1 and 4 MPG. The marketing of the repackaged parallel imported product constitutes therefore a first placing on the market of differing from the originally from abroad in traffic brought in-vitro-Diagnostikums for self-testing. Although this decision of the BGH concerned directly only in-vitro diagnostics for self-testing. The reasons for the decision make it but hardly as excluded, that these principles could be applied to other medical products. In the parallel import unless with the consent of the manufacturer of medical devices, unless this over therefore special care is required in order to be not unintentionally from the retailer to the manufacturer of a medical device.

The English

our oranges with potable water! Coca Cola Buys Indian sources of water and beverage factories to build on them. Indians must pay the sweet shower. There is not water! 3: who owns the fertile arable land on Earth? Indians for example understand how mortal men can buy land! Clan societies have problems with the lack of certainty on the way to the individual society. She are lacking Ecology-economics-connection! I wrote about it in article 34, on the Israeli right diffraction on Palestine. The farmyard shows us how big is a possession of clan society. The land registry office and whose property is it informs us in individual companies.

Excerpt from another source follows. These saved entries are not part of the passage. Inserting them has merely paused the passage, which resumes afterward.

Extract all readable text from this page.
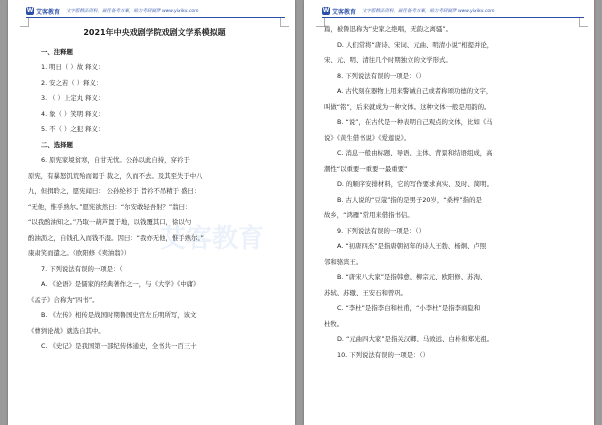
W 艾客教育 文字版精品资料，最佳备考方案，助力考研圆梦 www.yixiku.com
2021年中央戏剧学院戏剧文学系模拟题
一、注释题
1. 明日（ ）故 释义：
2. 安之若（ ）释义：
3. （ ）上定丸 释义：
4. 象（ ）笑明 释义：
5. 不（ ）之犯 释义：
二、选择题
6. 原宪家境贫寒，自甘无忧。公孙以此自持，穿衿于
原宪，有暴怒饥荒殆而谒于 裁之，久而不去。及其至失于中八
九，但揖聆之，愿宪闻曰： 公孙纶衫于 旨衿不吊精于 盛曰：
“无他，惟乎熟尔。”愿宪欲然曰：“尔安敢轻吾射？”翁曰：
“以我酌油知之。”乃取一葫芦置于地，以钱覆其口，徐以勺
酌油沥之，自钱孔入而钱不湿。因曰：“我亦无他，惟手熟尔。”
康肃笑而遣之。（欧阳修《卖油翁》）
7. 下列说法有误的一项是：（
A. 《论语》是儒家的经典著作之一，与《大学》《中庸》
《孟子》合称为“四书”。
B. 《左传》相传是战国时期鲁国史官左丘明所写，该文
《曹刿论战》就选自其中。
C. 《史记》是我国第一部纪传体通史，全书共一百三十
W 艾客教育 文字版精品资料，最佳备考方案，助力考研圆梦 www.yixiku.com
篇，被鲁迅称为“史家之绝唱，无韵之离骚”。
D. 人们常将“唐诗、宋词、元曲、明清小说”相提并论，
宋、元、明、清往几个时期独立的文学形式。
8. 下列说法有误的一项是：（）
A. 古代刻在器物上用来警诫自己或者称颂功德的文字，
叫做“铭”，后来就成为一种文体。这种文体一般是用韵的。
B. “说”，在古代是一种表明自己观点的文体，比如《马
说》《黄生借书说》《爱莲说》。
C. 消息一般由标题、导语、主体、背景和结语组成，高
潮性“以重要一重要一最重要”
D. 的顺序安排材料，它的写作要求真实、及时、简明。
B. 古人说的“豆蔻”指的是男子20岁，“桑梓”指的是
故乡，“鸿雁”常用来借指书信。
9. 下列说法有误的一项是：（）
A. “初唐四杰”是指唐朝初年的诗人王勃、杨炯、卢照
邻和骆宾王。
B. “唐宋八大家”是指韩愈、柳宗元、欧阳修、苏洵、
苏轼、苏辙、王安石和曾巩。
C. “李杜”是指李白和杜甫，“小李杜”是指李商隐和
杜牧。
D. “元曲四大家”是指关汉卿、马致远、白朴和郑光祖。
10. 下列说法有误的一项是：（）
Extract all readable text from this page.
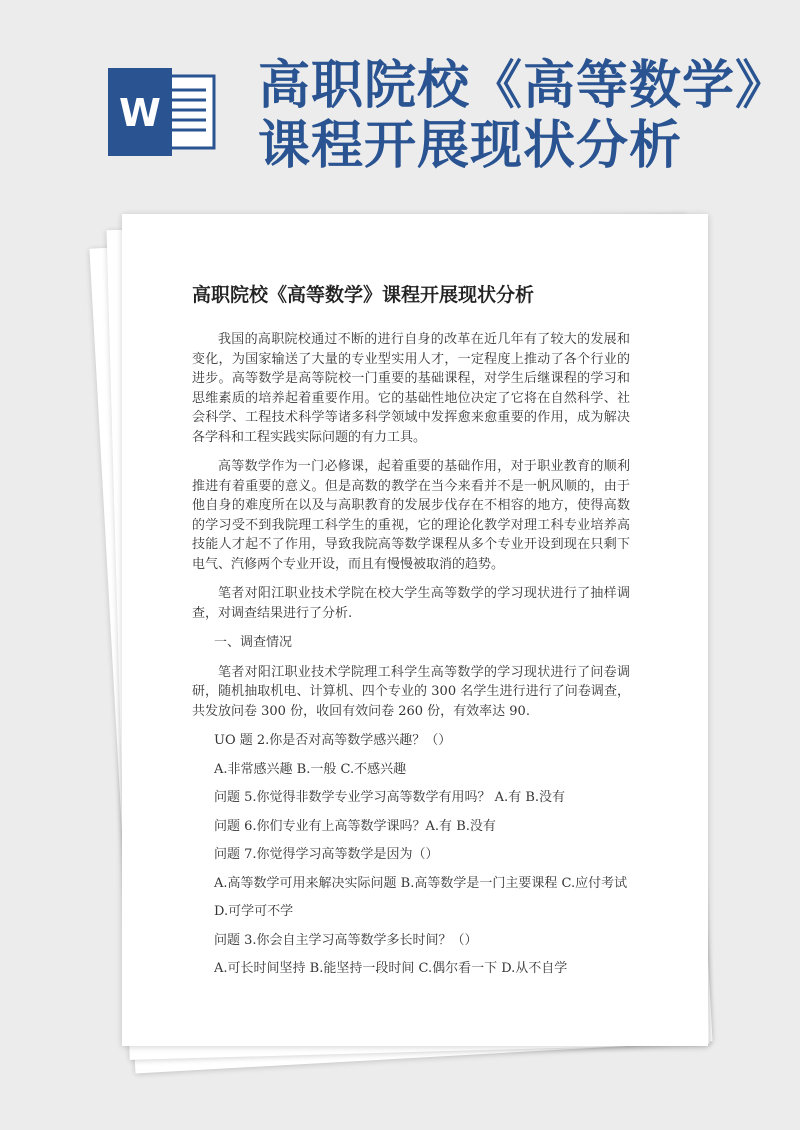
W 高职院校《高等数学》课程开展现状分析
高职院校《高等数学》课程开展现状分析

我国的高职院校通过不断的进行自身的改革在近几年有了较大的发展和变化，为国家输送了大量的专业型实用人才，一定程度上推动了各个行业的进步。高等数学是高等院校一门重要的基础课程，对学生后继课程的学习和思维素质的培养起着重要作用。它的基础性地位决定了它将在自然科学、社会科学、工程技术科学等诸多科学领域中发挥愈来愈重要的作用，成为解决各学科和工程实践实际问题的有力工具。

高等数学作为一门必修课，起着重要的基础作用，对于职业教育的顺利推进有着重要的意义。但是高数的教学在当今来看并不是一帆风顺的，由于他自身的难度所在以及与高职教育的发展步伐存在不相容的地方，使得高数的学习受不到我院理工科学生的重视，它的理论化教学对理工科专业培养高技能人才起不了作用，导致我院高等数学课程从多个专业开设到现在只剩下电气、汽修两个专业开设，而且有慢慢被取消的趋势。

笔者对阳江职业技术学院在校大学生高等数学的学习现状进行了抽样调查，对调查结果进行了分析.

一、调查情况

笔者对阳江职业技术学院理工科学生高等数学的学习现状进行了问卷调研，随机抽取机电、计算机、四个专业的 300 名学生进行进行了问卷调查，共发放问卷 300 份，收回有效问卷 260 份，有效率达 90.

UO 题 2.你是否对高等数学感兴趣？（）

A.非常感兴趣 B.一般 C.不感兴趣

问题 5.你觉得非数学专业学习高等数学有用吗？ A.有 B.没有

问题 6.你们专业有上高等数学课吗？A.有 B.没有

问题 7.你觉得学习高等数学是因为（）

A.高等数学可用来解决实际问题 B.高等数学是一门主要课程 C.应付考试

D.可学可不学

问题 3.你会自主学习高等数学多长时间？（）

A.可长时间坚持 B.能坚持一段时间 C.偶尔看一下 D.从不自学
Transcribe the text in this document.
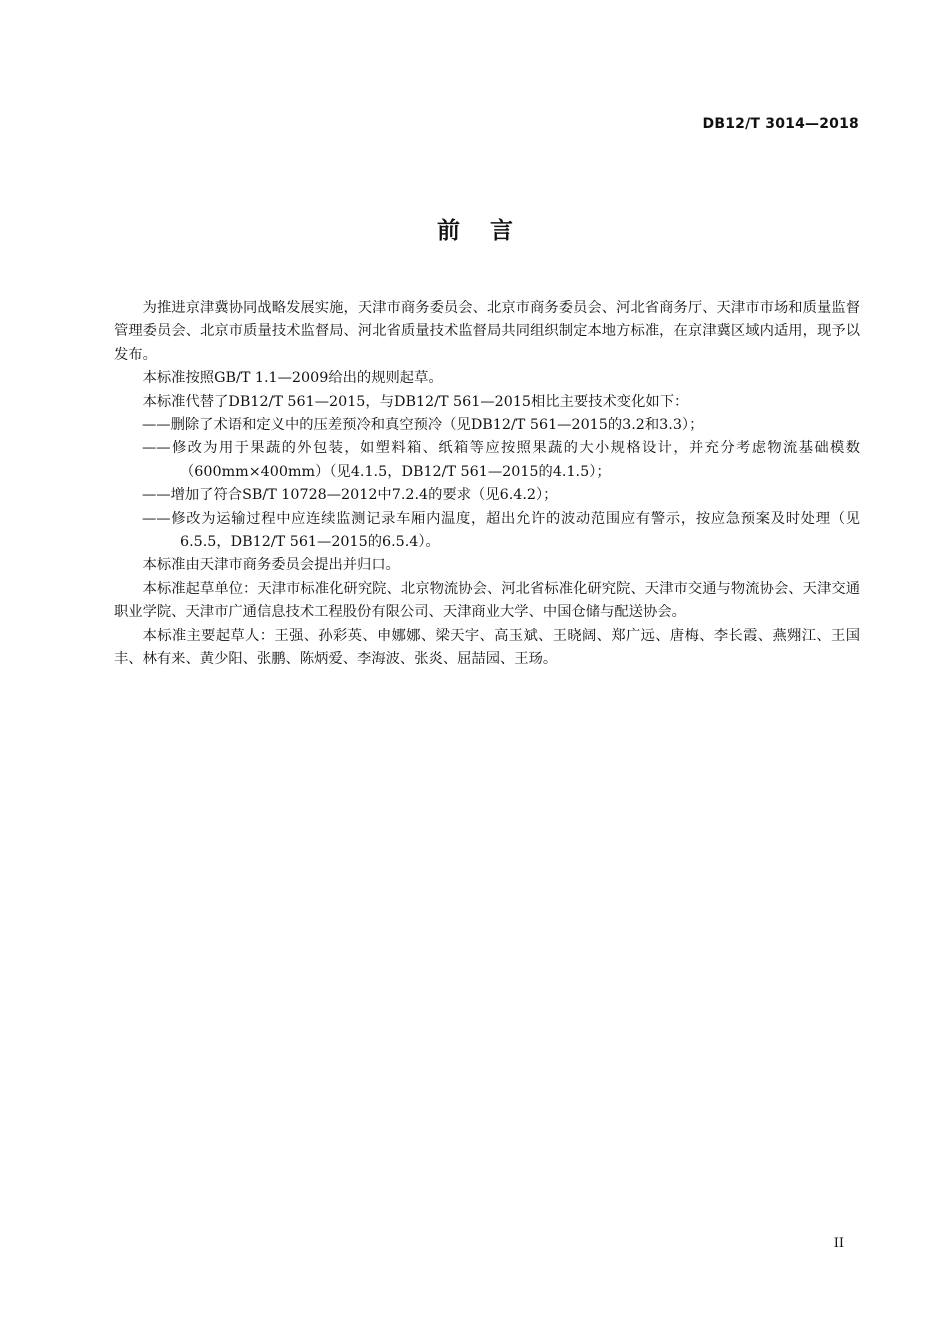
DB12/T 3014—2018
前言

为推进京津冀协同战略发展实施，天津市商务委员会、北京市商务委员会、河北省商务厅、天津市市场和质量监督管理委员会、北京市质量技术监督局、河北省质量技术监督局共同组织制定本地方标准，在京津冀区域内适用，现予以发布。

本标准按照GB/T 1.1—2009给出的规则起草。

本标准代替了DB12/T 561—2015，与DB12/T 561—2015相比主要技术变化如下：

——删除了术语和定义中的压差预冷和真空预冷（见DB12/T 561—2015的3.2和3.3）；

——修改为用于果蔬的外包装，如塑料箱、纸箱等应按照果蔬的大小规格设计，并充分考虑物流基础模数（600mm×400mm）（见4.1.5，DB12/T 561—2015的4.1.5）；

——增加了符合SB/T 10728—2012中7.2.4的要求（见6.4.2）；

——修改为运输过程中应连续监测记录车厢内温度，超出允许的波动范围应有警示，按应急预案及时处理（见6.5.5，DB12/T 561—2015的6.5.4）。

本标准由天津市商务委员会提出并归口。

本标准起草单位：天津市标准化研究院、北京物流协会、河北省标准化研究院、天津市交通与物流协会、天津交通职业学院、天津市广通信息技术工程股份有限公司、天津商业大学、中国仓储与配送协会。

本标准主要起草人：王强、孙彩英、申娜娜、梁天宇、高玉斌、王晓阔、郑广远、唐梅、李长霞、燕翙江、王国丰、林有来、黄少阳、张鹏、陈炳爱、李海波、张炎、屈喆园、王玚。

II
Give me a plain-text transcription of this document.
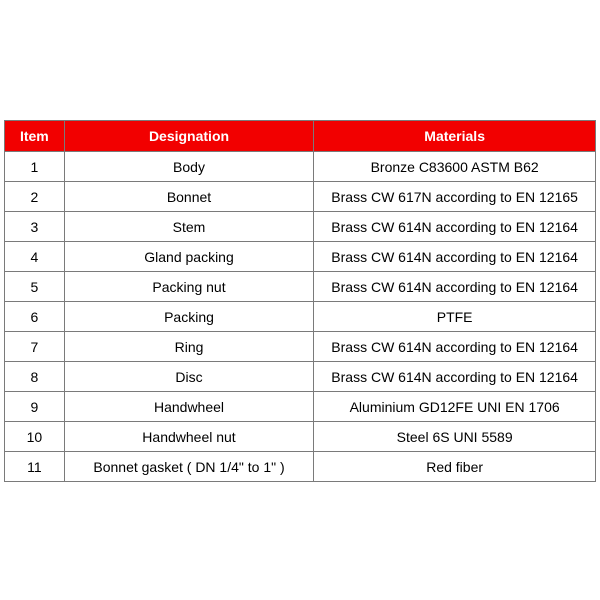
Item	Designation	Materials
1	Body	Bronze C83600 ASTM B62
2	Bonnet	Brass CW 617N according to EN 12165
3	Stem	Brass CW 614N according to EN 12164
4	Gland packing	Brass CW 614N according to EN 12164
5	Packing nut	Brass CW 614N according to EN 12164
6	Packing	PTFE
7	Ring	Brass CW 614N according to EN 12164
8	Disc	Brass CW 614N according to EN 12164
9	Handwheel	Aluminium GD12FE UNI EN 1706
10	Handwheel nut	Steel 6S UNI 5589
11	Bonnet gasket ( DN 1/4" to 1" )	Red fiber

Question: Can a farmer on his land refuse the pylons of a landline or require a lot of money? Should the State forced him if need be expropriating? There are E.g. ‘food nothing at google offer’ a claim on it? Is it appropriate to convert fertile farmland while brownfield be ignored in construction and industrial land? > The Commons is a legal form of shared ownership. Commons or common mark called the agricultural term”community or cooperative ownership away from the divided agricultural land (divided into hallways) and machines, etc.. As a traditional form of economy are Commons still in the Alps, on the Swedish island of Gotland, occasionally in the North and in the Sudschwarzwald (Hotzenwald) and southern Bavaria, but especially widespread in rural areas of developing countries. In terms beyond the agriculture, the term in the economic and social sciences and information sciences is used among common good, knowledge Commons, tragedy of the Commons and tragedy of the anti-Commons.

The English-language equivalent of Commons is often used. A knowledge Commons is common good (public domain) of the modern information society. Derived as a modern Commons in the figurative sense of the medieval economy form Commons today other shared natural resources provided.